Страница 22 из 65
Бекаса я убил тоже влет. Был на охоте со своим другом Левой Ведерниковым на Знаменке. Там у нас был свой челн, старенький, но еще ничего, выдерживал нас даже в волну, и не очень уж тек. С Левой мы работали на Адмиралтейском в заклепочном цехе токарями и каждую субботу уезжали на Знаменку охотиться. Другой раз прямо с вечерней смены. Что это была за дивная пора! Всю неделю мы готовились к этому дню. С дробью было туго, так мы сами ее делали — нарезали и катали на сковороде. Порох в то время был только дымный — «медведь». После выстрела не сразу и увидишь, что делается впереди.
После «фроловки» я обзавелся «японкой» — двадцать четвертый калибр. И болотными сапогами я разжился. Правда, они протекали, но об этом знал только я один. У Левы сапоги были простые, до колен, зато ружье у него было двенадцатого калибра, «утятница», с таким длинным стволом, какого я ни тогда, ни позже ни у кого не видал.

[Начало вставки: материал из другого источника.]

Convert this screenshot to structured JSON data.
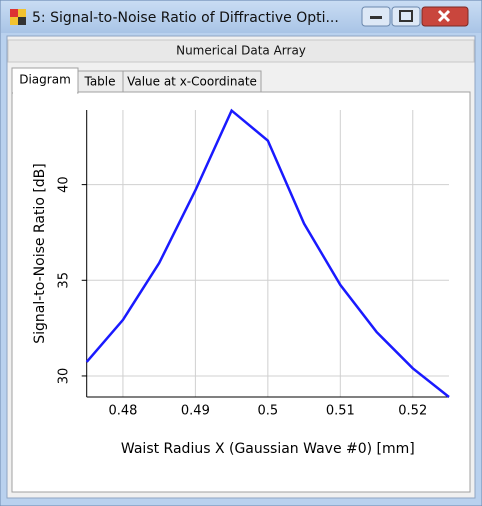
{
  "window": {
    "title": "5: Signal-to-Noise Ratio of Diffractive Opti...",
    "header": "Numerical Data Array",
    "tabs": [
      "Diagram",
      "Table",
      "Value at x-Coordinate"
    ]
  },
  "chart_data": {
    "type": "line",
    "x_label": "Waist Radius X (Gaussian Wave #0) [mm]",
    "y_label": "Signal-to-Noise Ratio [dB]",
    "x": [
      0.475,
      0.48,
      0.485,
      0.49,
      0.495,
      0.5,
      0.505,
      0.51,
      0.515,
      0.52,
      0.525
    ],
    "values": [
      30.73,
      32.93,
      35.9,
      39.7,
      43.87,
      42.3,
      37.96,
      34.76,
      32.3,
      30.4,
      28.9
    ],
    "color": "#1a1aff",
    "xlim": [
      0.475,
      0.525
    ],
    "xticks": [
      0.48,
      0.49,
      0.5,
      0.51,
      0.52
    ],
    "ylim": [
      28.9,
      43.9
    ],
    "yticks": [
      30,
      35,
      40
    ],
    "grid": true
  }
}
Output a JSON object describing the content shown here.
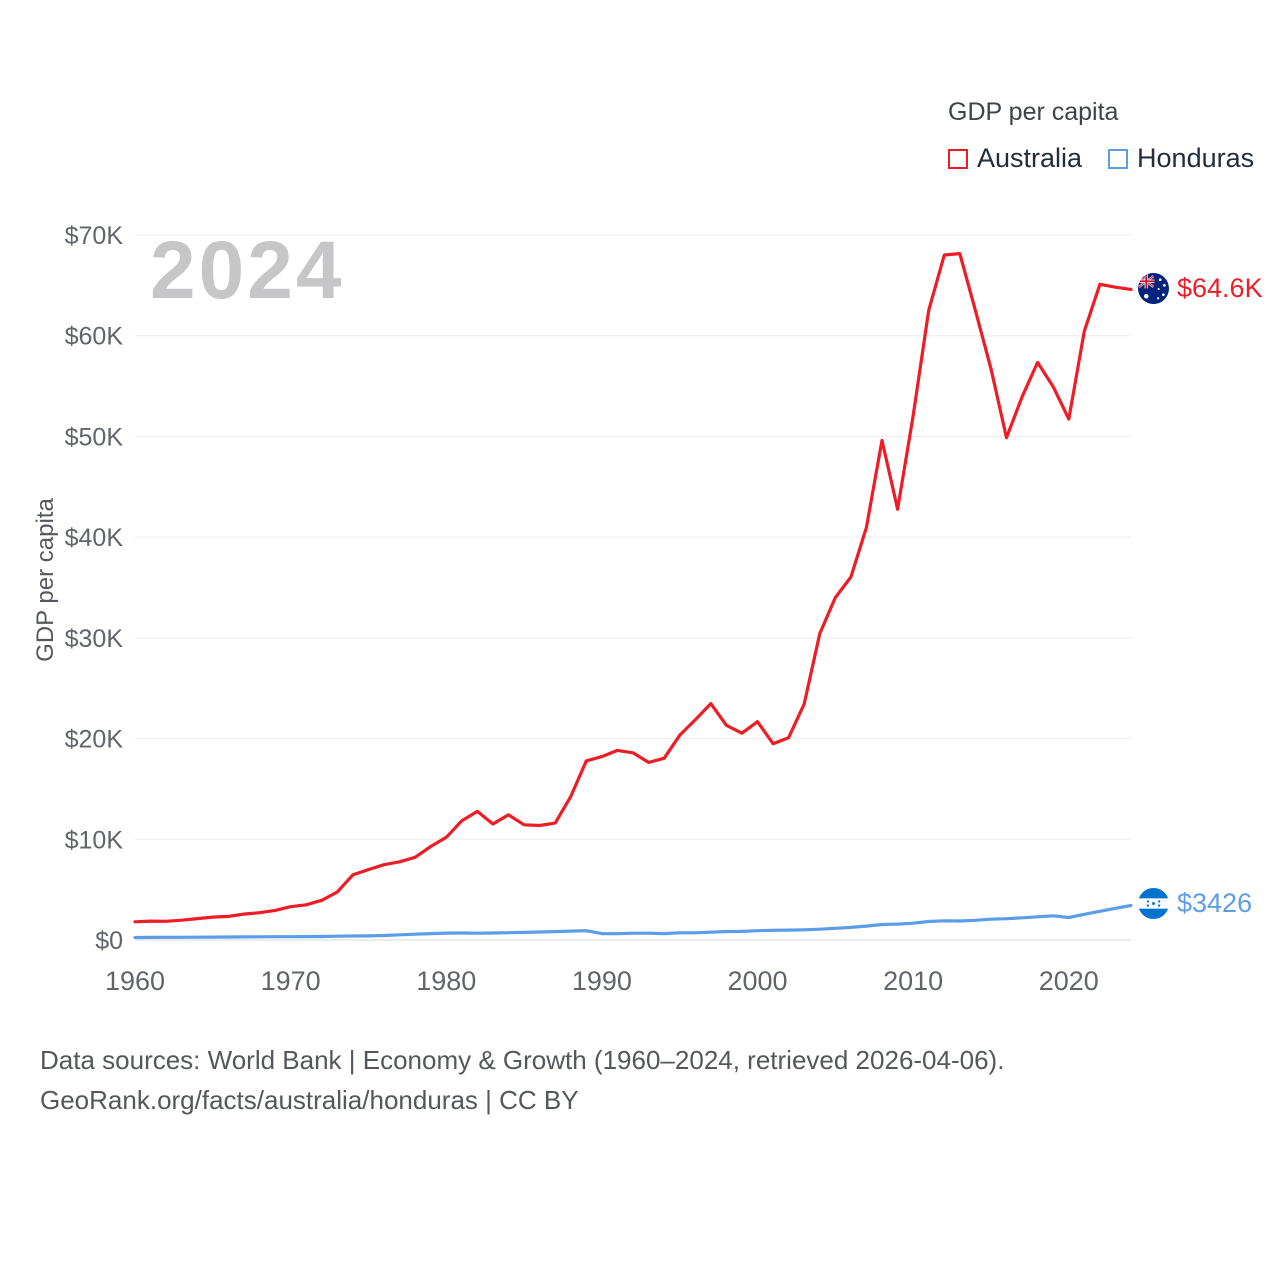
{
  "watermark": "2024",
  "legend": {
    "title": "GDP per capita",
    "items": [
      {
        "label": "Australia",
        "color": "#ee1d25"
      },
      {
        "label": "Honduras",
        "color": "#5b9de8"
      }
    ]
  },
  "axes": {
    "y_label": "GDP per capita"
  },
  "end_labels": {
    "australia": {
      "value": "$64.6K",
      "flag": "australia-flag"
    },
    "honduras": {
      "value": "$3426",
      "flag": "honduras-flag"
    }
  },
  "footer": {
    "line1": "Data sources: World Bank | Economy & Growth (1960–2024, retrieved 2026-04-06).",
    "line2": "GeoRank.org/facts/australia/honduras | CC BY"
  },
  "colors": {
    "australia": "#ee1d25",
    "honduras": "#5b9de8",
    "gridline": "#ececec",
    "zero_line": "#d9d9d9",
    "tick_text": "#61656b",
    "watermark": "#c6c6c8"
  },
  "chart_data": {
    "type": "line",
    "title": "GDP per capita",
    "xlabel": "",
    "ylabel": "GDP per capita",
    "ylim": [
      0,
      70000
    ],
    "grid": "horizontal",
    "legend_position": "top-right",
    "xticks": [
      1960,
      1970,
      1980,
      1990,
      2000,
      2010,
      2020
    ],
    "yticks": [
      {
        "value": 0,
        "label": "$0"
      },
      {
        "value": 10000,
        "label": "$10K"
      },
      {
        "value": 20000,
        "label": "$20K"
      },
      {
        "value": 30000,
        "label": "$30K"
      },
      {
        "value": 40000,
        "label": "$40K"
      },
      {
        "value": 50000,
        "label": "$50K"
      },
      {
        "value": 60000,
        "label": "$60K"
      },
      {
        "value": 70000,
        "label": "$70K"
      }
    ],
    "x": [
      1960,
      1961,
      1962,
      1963,
      1964,
      1965,
      1966,
      1967,
      1968,
      1969,
      1970,
      1971,
      1972,
      1973,
      1974,
      1975,
      1976,
      1977,
      1978,
      1979,
      1980,
      1981,
      1982,
      1983,
      1984,
      1985,
      1986,
      1987,
      1988,
      1989,
      1990,
      1991,
      1992,
      1993,
      1994,
      1995,
      1996,
      1997,
      1998,
      1999,
      2000,
      2001,
      2002,
      2003,
      2004,
      2005,
      2006,
      2007,
      2008,
      2009,
      2010,
      2011,
      2012,
      2013,
      2014,
      2015,
      2016,
      2017,
      2018,
      2019,
      2020,
      2021,
      2022,
      2023,
      2024
    ],
    "series": [
      {
        "name": "Australia",
        "color": "#ee1d25",
        "end_label": "$64.6K",
        "values": [
          1810,
          1877,
          1852,
          1964,
          2128,
          2278,
          2343,
          2576,
          2715,
          2937,
          3305,
          3495,
          3945,
          4764,
          6475,
          6993,
          7475,
          7764,
          8216,
          9282,
          10194,
          11834,
          12767,
          11518,
          12432,
          11437,
          11366,
          11603,
          14254,
          17786,
          18211,
          18822,
          18585,
          17634,
          18046,
          20320,
          21861,
          23469,
          21318,
          20533,
          21679,
          19491,
          20082,
          23447,
          30431,
          33999,
          36045,
          40961,
          49602,
          42772,
          52022,
          62518,
          68012,
          68150,
          62511,
          56756,
          49876,
          53934,
          57355,
          54941,
          51720,
          60443,
          65100,
          64820,
          64600
        ]
      },
      {
        "name": "Honduras",
        "color": "#5b9de8",
        "end_label": "$3426",
        "values": [
          252,
          256,
          264,
          268,
          277,
          290,
          300,
          306,
          318,
          325,
          331,
          337,
          348,
          376,
          393,
          405,
          447,
          520,
          575,
          636,
          684,
          696,
          678,
          695,
          723,
          755,
          790,
          832,
          888,
          922,
          634,
          630,
          672,
          671,
          639,
          712,
          711,
          775,
          842,
          853,
          920,
          960,
          982,
          1008,
          1070,
          1159,
          1253,
          1376,
          1540,
          1576,
          1672,
          1839,
          1902,
          1884,
          1955,
          2063,
          2118,
          2205,
          2308,
          2399,
          2232,
          2548,
          2848,
          3152,
          3426
        ]
      }
    ]
  }
}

Приезжали мы на Знаменку вечером. Не теряя ни минуты, садились в челн и отправлялись по протоке в залив, отталкиваясь длинной пропешкой. Обычно один из нас сидел на носу и время от времени негромко произносил: «Гоп, гоп», если видел впереди силуэты уток. Это для того, чтобы нам не ляпнуть по чужим подсадным. В ответ на наши позывные сидевший в тростниках в своей замаскированной лодке охотник почему-то всегда недовольным голосом отвечал: «Гоп, гоп». И мы с замирающим сердцем, преисполненные священного охотничьего трепета, продвигались дальше в сторону Малого Золотого острова. А то и к Большому Золотому шли и там сидели, затаясь за тростниковым укрытием, слыша в темноте особенно четкое кряканье уток.

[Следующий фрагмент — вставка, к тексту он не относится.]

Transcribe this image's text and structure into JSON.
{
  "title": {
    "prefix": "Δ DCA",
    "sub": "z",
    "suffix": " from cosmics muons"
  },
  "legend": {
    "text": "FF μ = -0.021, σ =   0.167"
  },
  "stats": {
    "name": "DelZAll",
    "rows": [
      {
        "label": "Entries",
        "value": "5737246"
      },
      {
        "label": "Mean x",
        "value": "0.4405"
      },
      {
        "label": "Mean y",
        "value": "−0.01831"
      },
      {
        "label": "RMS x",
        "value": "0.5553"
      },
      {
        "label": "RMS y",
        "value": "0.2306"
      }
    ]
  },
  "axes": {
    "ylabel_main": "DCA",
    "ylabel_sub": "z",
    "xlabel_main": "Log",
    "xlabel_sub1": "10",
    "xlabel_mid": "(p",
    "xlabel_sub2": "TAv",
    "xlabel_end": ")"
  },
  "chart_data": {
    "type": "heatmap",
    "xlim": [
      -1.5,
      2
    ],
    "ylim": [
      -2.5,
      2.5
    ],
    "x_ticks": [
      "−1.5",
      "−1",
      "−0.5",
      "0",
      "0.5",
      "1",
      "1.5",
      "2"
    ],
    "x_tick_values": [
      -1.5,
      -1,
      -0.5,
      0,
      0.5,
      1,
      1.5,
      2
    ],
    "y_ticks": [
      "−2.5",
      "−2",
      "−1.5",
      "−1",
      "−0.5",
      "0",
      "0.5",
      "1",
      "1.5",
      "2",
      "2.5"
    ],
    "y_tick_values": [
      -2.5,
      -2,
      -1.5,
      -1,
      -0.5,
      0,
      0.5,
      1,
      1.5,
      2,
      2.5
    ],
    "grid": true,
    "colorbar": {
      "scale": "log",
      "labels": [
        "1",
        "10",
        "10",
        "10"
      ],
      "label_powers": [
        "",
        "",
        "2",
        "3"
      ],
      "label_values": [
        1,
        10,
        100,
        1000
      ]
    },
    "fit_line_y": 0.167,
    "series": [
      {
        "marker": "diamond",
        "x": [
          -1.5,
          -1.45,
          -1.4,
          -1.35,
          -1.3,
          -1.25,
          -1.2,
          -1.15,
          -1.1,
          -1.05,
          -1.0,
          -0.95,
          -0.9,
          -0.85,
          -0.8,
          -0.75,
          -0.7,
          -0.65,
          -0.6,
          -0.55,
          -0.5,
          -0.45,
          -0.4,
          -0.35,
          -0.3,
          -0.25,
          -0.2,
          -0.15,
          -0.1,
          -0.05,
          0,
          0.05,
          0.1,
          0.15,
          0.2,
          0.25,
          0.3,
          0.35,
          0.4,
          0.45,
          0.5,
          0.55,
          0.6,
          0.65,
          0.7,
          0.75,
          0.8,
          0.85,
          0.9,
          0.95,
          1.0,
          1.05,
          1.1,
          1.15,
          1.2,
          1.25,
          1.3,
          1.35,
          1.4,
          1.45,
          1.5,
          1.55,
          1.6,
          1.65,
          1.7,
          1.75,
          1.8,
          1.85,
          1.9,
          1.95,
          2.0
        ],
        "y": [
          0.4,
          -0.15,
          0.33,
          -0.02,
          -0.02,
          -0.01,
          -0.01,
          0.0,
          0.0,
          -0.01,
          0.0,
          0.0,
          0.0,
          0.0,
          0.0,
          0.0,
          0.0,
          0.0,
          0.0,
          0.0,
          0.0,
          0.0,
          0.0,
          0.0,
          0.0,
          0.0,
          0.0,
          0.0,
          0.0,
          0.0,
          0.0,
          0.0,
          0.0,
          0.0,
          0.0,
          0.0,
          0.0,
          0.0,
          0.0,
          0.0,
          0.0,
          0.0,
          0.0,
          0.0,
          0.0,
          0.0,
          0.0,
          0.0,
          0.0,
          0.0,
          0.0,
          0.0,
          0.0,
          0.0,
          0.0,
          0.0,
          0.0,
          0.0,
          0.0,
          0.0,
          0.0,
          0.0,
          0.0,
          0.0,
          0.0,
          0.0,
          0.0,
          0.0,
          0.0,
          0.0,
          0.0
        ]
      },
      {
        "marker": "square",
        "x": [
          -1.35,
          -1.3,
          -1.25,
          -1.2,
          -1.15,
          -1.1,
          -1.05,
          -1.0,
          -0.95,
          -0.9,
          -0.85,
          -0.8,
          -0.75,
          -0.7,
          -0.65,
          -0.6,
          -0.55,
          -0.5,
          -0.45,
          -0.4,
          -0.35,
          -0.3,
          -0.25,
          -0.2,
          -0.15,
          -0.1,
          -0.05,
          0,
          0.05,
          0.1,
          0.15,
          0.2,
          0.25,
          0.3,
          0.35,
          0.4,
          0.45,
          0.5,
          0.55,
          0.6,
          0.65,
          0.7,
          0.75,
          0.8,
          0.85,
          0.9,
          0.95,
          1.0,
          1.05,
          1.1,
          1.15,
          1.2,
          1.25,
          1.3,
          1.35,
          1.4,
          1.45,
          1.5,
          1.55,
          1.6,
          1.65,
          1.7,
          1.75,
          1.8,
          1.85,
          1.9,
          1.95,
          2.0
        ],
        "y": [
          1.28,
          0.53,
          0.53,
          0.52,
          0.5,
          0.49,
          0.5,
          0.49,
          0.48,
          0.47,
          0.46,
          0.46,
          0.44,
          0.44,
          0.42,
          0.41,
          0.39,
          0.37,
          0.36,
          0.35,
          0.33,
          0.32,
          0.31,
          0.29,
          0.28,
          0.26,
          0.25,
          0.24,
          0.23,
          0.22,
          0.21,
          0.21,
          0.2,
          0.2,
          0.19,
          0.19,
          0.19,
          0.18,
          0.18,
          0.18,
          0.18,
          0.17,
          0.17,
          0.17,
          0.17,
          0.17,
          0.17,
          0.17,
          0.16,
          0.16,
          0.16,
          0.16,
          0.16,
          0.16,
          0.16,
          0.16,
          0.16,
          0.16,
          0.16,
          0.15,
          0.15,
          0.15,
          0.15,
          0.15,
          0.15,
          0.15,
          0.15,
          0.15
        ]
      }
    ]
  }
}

У других охотников челны были затянуты парусиной, наподобие крыши, так что под нее можно было забираться и не только спать, не боясь дождя или осеннего холодного ветра, но даже кипятить на примусе чай. У нас же ничего такого не было. Сидели на ветру под дождем. Грели друг друга своими спинами, накрываясь клеенкой. И поэтому ночь тянулась бесконечно. Все было вокруг черно. Только далеко-далеко мерцали, как звезды, портовые огни. Было так нудно и неуютно, что даже не хотелось разговаривать. Но наступал рассвет. И начиналась по всему взморью пальба. Бедные утки всполошенно, одиночками и стаями, проносились то над водой, то забирали в небо. Мы палили, нисколько не заботясь о том, достают их наши заряды или нет. Чертыхались, когда из патронника не вылезали гильзы, проклинали все на свете. И снова палили. И, как всегда, мазали. Но это нас не особенно огорчало. Мы были друг с другом на равных и поэтому неудачи переносили легко и безобидно. Тем более что надеялись свои дела поправить на берегу — стрелять по близкой цели.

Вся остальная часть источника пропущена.